Рассказывает Павлушин

Я нашел эту книгу в Михайловском сквере возле памятника Пушкину. Кто-то забыл ее, и она валялась под скамейкой на песке. Кто же был этот рассеянный читатель, кто, а главное- откуда? На этот вопрос пока еще нет ответа, так же как никто еще не сумел прочесть хотя бы одно слово в этой странной книге. Где она была издана? На каком языке? И это тоже долго оставалось тайной. Она побывала у всех лингвистов Ленинграда и Москвы, знатоков всех языков и наречий. Но что толку? Никто не сумел прочесть даже ее названия. За каких-нибудь два-три месяца я стал знаменитым человеком, почти таким же знаменитым, как археолог Шлиман или шахматист Тайманов, хотя вся моя заслуга перед человечеством состояла только в том, что я нагнулся и поднял лежавшую на песке книгу. Теперь в ящике для писем и газет на дверях нашей квартиры не хватает места и для десятой части той корреспонденции, которую я получаю. Почтальон, низенькая девушка с красным негодующим лицом, заходя ко мне, сокрушалась: - Уф! И лифта нет в доме. Третий этаж. Долго вам будут писать со всего света? - Долго, - отвечал я. И действительно, кто только мне не писал! Школьники из Казани, пенсионеры из Баку, студенты из Киева, журналисты и физиологи, буфетчицы и математики и даже один не то сумасшедший, не то чудак, утверждавший, что книгу издали в Женеве в знаменитом издательстве SKIRA просто для рекламы. Глупость! Кто же станет рекламную книгу издавать на неизвестном языке? В тот день, когда я нашел книгу, я не придал своей находке никакого значения. Я думал, что какой-нибудь иностранец, западный немец или француз, засмотревшись на здание Русского музея, замечтавшись, уронил эту книгу. Иностранец? А может, не иностранец, а инопланетец? Впрочем, этот вопрос задал не я, а корреспондент журнала "Кибернетика и будущее", приезжавший знакомиться со мной из Москвы. Так он назвал и свою статью: "Инопланетец". И на всякий случай поставил вопросительный знак. Был ли он искренне убежден в своей правоте, не знаю, но он горячо убеждал читателей журнала, что на скамейке в Михайловском сквере перед памятником Пушкину побывал некто, чьи облик и ум были сформированы за пределами Земли, а может, даже и солнечной системы. Разговаривая со мной, корреспондент держался немножко свысока и три раза подряд упрекнул меня в скрытности. - Ты, - сказал он, почему-то переходя на "ты", - ты чего-то не договариваешь, Павлушин. А как он выглядел? - Кто?

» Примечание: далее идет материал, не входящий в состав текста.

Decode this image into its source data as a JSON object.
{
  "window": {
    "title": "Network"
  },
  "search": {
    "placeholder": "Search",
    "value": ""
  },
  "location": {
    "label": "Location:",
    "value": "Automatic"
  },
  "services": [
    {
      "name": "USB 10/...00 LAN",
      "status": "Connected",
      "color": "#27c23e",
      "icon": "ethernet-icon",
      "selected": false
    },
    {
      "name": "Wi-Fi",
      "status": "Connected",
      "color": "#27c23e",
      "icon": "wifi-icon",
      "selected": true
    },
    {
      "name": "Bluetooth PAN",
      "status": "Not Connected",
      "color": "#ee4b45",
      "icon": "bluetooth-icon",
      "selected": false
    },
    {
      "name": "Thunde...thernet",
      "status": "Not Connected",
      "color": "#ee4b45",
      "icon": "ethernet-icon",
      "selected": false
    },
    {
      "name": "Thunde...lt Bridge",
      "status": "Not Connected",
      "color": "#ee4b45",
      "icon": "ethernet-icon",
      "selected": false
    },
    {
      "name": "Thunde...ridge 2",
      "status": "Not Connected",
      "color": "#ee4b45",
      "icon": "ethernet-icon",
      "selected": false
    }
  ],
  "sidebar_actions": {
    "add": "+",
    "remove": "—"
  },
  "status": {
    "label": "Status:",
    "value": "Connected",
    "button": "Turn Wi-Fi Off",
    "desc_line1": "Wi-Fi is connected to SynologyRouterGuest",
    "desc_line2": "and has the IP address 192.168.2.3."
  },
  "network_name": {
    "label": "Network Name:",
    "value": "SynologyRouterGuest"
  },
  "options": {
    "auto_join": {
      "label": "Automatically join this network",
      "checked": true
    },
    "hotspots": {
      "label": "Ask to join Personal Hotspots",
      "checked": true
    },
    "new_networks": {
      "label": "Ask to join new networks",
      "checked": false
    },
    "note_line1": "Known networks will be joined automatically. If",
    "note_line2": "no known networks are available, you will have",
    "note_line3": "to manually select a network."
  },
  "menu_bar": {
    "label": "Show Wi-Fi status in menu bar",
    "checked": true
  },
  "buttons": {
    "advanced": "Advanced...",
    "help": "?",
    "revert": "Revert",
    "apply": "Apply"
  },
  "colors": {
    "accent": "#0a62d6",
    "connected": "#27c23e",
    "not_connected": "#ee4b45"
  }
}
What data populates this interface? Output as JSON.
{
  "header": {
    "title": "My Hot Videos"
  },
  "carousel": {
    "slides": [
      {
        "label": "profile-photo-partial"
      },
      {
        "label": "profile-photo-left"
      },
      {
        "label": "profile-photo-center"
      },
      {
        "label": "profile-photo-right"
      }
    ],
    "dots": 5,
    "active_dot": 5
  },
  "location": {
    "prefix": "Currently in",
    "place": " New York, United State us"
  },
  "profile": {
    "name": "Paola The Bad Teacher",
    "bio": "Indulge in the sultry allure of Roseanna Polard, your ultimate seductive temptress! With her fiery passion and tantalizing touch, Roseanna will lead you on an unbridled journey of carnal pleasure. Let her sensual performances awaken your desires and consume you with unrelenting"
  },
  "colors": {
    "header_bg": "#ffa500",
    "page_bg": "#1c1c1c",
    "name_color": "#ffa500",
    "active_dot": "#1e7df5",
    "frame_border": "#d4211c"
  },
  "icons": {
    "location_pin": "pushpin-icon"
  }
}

– спросил я. - Кто? Ну, этот самый, кто дал тебе книгу. - Мне никто не давал. Я нашел ее в сквере перед... - Знаю, - перебил он меня.
– Слышал эту версию. С чего ему быть таким рассеянным? Куришь? Обожди, не волнуйся. Спешить некуда. Слово он с тебя взял, что ли? Но ты пойми, Павлушин, я не следователь, а журналист. Имя можешь не называть, а только опиши наружность хотя бы в общих чертах. Я усмехнулся. - Видите ли, у него нет наружности. - То есть как нет наружности? - Нет - и все. А почему ему нужно иметь внешность? Он же не человек! -Ну, ладно, - догадался корреспондент.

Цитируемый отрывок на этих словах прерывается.